Gratuitous Beauty
- Tricia Webster
- Jun 23, 2019
- 2 min read
Updated: Jun 30, 2019
It happens everyday: sunset. Each day it is unique. It spreads itself across the sky in technicolor, taking a mere 13.8 billion years to arrive in exactly this form at my doorstep. I snapped this shot, then another and another and another, a few weeks ago. It was a fluke that I even noticed, looked up from my computer at the right moment to find the world outside my living room window had been transformed. I let it pull me away from my screen.

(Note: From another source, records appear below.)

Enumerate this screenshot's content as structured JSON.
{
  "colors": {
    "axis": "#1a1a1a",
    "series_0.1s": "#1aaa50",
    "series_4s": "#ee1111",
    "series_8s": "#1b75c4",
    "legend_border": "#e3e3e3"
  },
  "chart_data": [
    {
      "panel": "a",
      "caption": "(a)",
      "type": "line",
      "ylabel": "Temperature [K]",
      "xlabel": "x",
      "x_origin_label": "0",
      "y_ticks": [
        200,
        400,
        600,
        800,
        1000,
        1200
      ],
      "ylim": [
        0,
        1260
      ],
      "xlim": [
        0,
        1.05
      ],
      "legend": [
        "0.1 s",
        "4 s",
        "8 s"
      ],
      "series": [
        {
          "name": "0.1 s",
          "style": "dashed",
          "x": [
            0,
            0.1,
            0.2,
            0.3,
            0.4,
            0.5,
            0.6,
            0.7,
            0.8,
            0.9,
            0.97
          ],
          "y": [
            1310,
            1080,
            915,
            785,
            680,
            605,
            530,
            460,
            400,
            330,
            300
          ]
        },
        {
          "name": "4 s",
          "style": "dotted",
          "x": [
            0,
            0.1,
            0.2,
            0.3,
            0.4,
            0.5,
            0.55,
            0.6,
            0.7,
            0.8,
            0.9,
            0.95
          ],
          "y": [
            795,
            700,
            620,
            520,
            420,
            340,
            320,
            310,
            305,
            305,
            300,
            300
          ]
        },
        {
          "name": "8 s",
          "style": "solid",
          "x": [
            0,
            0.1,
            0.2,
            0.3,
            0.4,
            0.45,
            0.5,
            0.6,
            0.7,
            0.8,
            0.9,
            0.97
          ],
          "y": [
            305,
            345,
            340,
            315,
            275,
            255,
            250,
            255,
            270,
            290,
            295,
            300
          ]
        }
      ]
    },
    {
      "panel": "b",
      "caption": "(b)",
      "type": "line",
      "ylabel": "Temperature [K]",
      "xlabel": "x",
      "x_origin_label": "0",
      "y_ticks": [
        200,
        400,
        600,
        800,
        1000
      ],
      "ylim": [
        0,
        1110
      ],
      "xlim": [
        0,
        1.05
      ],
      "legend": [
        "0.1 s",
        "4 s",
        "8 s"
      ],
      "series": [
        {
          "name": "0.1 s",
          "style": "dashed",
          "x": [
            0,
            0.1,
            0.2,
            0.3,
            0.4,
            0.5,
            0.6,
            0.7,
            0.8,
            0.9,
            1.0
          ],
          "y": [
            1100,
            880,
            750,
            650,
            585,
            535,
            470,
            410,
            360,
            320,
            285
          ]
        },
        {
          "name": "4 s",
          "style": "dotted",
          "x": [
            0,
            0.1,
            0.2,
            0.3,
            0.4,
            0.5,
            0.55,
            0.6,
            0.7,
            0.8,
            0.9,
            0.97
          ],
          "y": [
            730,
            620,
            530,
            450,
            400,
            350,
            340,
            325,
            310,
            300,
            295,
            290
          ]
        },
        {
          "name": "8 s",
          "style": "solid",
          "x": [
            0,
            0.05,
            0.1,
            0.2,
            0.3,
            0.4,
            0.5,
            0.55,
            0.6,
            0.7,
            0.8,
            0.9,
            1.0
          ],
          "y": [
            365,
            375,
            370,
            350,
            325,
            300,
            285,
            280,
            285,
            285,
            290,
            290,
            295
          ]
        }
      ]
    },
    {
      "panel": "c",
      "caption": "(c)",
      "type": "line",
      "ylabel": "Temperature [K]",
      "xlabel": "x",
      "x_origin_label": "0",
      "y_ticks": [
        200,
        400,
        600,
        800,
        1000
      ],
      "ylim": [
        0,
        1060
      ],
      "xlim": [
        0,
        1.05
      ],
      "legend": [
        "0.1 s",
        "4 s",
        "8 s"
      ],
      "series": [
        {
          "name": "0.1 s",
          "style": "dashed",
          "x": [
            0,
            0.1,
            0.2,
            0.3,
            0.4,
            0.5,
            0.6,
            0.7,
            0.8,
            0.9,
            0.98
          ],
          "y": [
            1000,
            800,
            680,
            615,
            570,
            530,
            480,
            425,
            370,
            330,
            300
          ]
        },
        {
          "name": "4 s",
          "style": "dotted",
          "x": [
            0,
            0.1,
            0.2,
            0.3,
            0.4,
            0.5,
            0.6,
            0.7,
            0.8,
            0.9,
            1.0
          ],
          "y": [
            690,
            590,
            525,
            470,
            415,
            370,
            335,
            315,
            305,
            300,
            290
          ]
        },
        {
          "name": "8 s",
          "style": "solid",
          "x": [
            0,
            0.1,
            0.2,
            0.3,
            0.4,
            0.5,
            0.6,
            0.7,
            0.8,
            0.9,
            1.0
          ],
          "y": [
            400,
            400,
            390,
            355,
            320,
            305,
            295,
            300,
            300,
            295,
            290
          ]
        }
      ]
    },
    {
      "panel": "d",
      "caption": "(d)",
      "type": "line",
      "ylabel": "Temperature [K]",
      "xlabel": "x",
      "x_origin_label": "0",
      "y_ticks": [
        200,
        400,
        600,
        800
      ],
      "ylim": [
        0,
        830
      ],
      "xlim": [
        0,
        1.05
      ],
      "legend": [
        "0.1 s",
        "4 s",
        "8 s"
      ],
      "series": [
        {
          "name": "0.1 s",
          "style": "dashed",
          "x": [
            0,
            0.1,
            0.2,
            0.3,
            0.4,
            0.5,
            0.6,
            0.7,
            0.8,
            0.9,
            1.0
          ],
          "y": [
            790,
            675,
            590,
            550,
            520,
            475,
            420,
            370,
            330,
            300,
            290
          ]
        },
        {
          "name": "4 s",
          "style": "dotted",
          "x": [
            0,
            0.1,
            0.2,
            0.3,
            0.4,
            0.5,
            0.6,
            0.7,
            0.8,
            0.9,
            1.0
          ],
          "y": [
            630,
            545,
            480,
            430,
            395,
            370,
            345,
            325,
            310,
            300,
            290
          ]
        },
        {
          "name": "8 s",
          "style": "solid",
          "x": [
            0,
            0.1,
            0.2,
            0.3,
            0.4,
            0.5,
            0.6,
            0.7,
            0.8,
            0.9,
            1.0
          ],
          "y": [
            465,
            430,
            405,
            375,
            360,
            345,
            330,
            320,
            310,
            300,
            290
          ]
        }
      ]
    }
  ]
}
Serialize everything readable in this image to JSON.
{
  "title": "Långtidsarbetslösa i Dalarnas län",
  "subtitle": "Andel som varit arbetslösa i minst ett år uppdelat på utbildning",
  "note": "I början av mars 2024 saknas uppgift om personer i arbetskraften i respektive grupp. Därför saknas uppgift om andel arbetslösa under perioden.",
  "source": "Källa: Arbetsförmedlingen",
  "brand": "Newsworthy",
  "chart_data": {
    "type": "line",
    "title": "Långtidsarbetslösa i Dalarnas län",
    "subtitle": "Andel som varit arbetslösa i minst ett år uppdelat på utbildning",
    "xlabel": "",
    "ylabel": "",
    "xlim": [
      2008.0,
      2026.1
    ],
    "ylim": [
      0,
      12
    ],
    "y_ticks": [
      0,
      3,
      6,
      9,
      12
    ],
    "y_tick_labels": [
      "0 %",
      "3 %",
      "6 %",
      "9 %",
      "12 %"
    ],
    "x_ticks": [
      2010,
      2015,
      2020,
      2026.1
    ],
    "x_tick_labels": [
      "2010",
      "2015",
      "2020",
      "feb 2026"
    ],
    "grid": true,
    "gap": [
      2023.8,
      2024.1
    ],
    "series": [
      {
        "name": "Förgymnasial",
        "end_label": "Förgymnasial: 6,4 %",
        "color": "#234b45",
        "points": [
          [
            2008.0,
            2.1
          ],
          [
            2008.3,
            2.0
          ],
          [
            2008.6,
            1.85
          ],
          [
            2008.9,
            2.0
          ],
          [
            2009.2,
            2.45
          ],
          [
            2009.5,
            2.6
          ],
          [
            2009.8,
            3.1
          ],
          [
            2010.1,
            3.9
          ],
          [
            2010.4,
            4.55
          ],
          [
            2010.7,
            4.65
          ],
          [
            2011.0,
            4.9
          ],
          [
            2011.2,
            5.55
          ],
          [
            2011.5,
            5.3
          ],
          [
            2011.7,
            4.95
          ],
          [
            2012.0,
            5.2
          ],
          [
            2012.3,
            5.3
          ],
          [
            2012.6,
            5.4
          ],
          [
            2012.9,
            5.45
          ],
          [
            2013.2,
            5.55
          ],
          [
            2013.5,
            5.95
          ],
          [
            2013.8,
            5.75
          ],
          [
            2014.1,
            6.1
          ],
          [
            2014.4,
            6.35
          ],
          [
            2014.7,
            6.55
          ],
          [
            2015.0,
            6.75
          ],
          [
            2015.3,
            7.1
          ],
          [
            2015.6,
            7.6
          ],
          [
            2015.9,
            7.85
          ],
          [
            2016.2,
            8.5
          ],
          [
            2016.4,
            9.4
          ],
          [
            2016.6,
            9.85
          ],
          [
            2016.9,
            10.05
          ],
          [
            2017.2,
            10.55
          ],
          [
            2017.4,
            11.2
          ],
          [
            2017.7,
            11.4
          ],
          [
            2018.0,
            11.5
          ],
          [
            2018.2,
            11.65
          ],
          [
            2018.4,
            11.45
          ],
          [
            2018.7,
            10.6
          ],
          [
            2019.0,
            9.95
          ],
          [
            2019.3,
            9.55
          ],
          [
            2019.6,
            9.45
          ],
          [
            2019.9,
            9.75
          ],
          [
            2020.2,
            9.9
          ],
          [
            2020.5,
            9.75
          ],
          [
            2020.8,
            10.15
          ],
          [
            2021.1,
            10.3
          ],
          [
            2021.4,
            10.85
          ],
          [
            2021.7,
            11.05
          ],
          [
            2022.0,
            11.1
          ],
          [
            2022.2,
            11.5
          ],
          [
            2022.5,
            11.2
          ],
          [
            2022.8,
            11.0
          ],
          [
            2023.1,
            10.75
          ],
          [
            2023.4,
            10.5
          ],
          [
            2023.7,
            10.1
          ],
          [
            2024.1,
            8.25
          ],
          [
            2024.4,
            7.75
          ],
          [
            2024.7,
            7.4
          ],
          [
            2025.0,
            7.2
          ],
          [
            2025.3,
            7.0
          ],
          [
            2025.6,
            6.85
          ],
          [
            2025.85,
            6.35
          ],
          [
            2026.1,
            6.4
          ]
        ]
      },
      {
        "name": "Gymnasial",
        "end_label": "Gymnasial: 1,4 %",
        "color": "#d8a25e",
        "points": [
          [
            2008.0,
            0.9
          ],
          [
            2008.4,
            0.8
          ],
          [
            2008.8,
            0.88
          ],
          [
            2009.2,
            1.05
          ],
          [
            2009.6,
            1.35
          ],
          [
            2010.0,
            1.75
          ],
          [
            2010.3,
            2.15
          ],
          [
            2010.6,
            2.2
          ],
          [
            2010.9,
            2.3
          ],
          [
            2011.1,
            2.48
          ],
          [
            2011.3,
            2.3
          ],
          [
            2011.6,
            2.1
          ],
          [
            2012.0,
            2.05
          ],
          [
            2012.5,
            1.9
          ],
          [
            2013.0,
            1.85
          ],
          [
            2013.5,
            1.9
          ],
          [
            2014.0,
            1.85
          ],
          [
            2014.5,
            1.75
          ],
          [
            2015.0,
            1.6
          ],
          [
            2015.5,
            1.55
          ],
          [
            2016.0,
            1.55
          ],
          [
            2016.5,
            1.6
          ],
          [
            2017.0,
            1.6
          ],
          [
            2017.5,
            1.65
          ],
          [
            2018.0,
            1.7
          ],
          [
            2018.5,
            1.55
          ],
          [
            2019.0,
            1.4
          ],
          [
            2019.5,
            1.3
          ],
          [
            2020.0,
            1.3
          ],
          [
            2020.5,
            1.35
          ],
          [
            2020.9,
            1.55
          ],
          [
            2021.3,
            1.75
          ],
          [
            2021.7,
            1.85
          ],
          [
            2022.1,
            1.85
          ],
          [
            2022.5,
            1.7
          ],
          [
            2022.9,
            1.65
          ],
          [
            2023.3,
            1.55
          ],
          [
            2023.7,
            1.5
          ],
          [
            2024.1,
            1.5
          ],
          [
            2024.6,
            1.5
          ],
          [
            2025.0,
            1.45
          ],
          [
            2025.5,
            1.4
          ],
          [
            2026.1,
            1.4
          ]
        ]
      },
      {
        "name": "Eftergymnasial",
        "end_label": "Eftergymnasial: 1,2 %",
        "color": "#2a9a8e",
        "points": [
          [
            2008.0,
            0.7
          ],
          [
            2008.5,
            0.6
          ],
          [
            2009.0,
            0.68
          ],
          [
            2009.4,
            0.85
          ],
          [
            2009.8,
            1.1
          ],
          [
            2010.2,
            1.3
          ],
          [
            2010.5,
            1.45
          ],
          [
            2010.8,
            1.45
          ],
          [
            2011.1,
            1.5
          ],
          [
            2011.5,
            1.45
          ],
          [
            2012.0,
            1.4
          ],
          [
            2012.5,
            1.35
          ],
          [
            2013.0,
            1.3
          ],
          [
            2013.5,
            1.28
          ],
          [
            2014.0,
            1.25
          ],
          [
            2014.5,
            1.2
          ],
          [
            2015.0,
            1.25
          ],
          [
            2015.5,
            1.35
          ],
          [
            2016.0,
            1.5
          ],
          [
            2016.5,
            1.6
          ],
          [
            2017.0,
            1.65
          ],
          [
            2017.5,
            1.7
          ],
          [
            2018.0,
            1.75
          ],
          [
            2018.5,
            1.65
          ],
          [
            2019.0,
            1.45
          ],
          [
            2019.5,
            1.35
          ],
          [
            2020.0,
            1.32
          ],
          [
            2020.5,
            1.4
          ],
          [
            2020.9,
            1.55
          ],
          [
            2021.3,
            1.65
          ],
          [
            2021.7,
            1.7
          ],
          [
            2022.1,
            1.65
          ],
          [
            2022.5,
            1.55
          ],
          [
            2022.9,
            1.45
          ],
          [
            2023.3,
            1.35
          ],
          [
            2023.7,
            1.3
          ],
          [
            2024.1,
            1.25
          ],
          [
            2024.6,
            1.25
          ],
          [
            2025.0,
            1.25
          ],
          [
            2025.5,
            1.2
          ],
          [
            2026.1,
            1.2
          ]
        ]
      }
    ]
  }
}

Unlike the prints that hang on my walls, this work of art was living, changing from moment to moment to moment. I was torn between a desire to abandon the camera entirely so I could better lean into the miracle, and a desire to preserve it all, for it was so extraordinary. What strikes me today, when the fog is so heavy that chances of a sunset viewing are nil, is that this perfection happens each day, and over my lifespan I can count on my fingers the number of times that I have actually thought to go and seek it out, wait for it, receive its gifts.
Each day, this blaze of glory, this mystery and magic, will occur in a way that is completely independent of my needs, preferences or any volition of my own. It offers itself up, as the entire universe does, moment by moment. There are no "bad moments," but there are certainly moments I do not choose to notice because I am lost in thought, lost in worry or fear, or even lost dreaming up some reality preferable to the one I am inhabiting. The sunset is there, whether I notice or not. The fog will creep up the canyon, whether I put down my book to watch or not. The hawk will catch an updraft and disappear over the hilltop, whether I give it my attention or not.
I believe the world offers itself to our imagination. It holds out its hands to us, full of gifts, saying "And these are all for you." Each moment is an invitation to join the banquet, yet I starve myself on scraps of stale bread, oblivious to the groaning table set before me. Today, my calling, my reminder to myself, is to receive the moment before me, rather than trading it in on a fabricated moment in my mind. Every moment is an entry point. In Rumi's words: The door is round and open. Don't go back to sleep.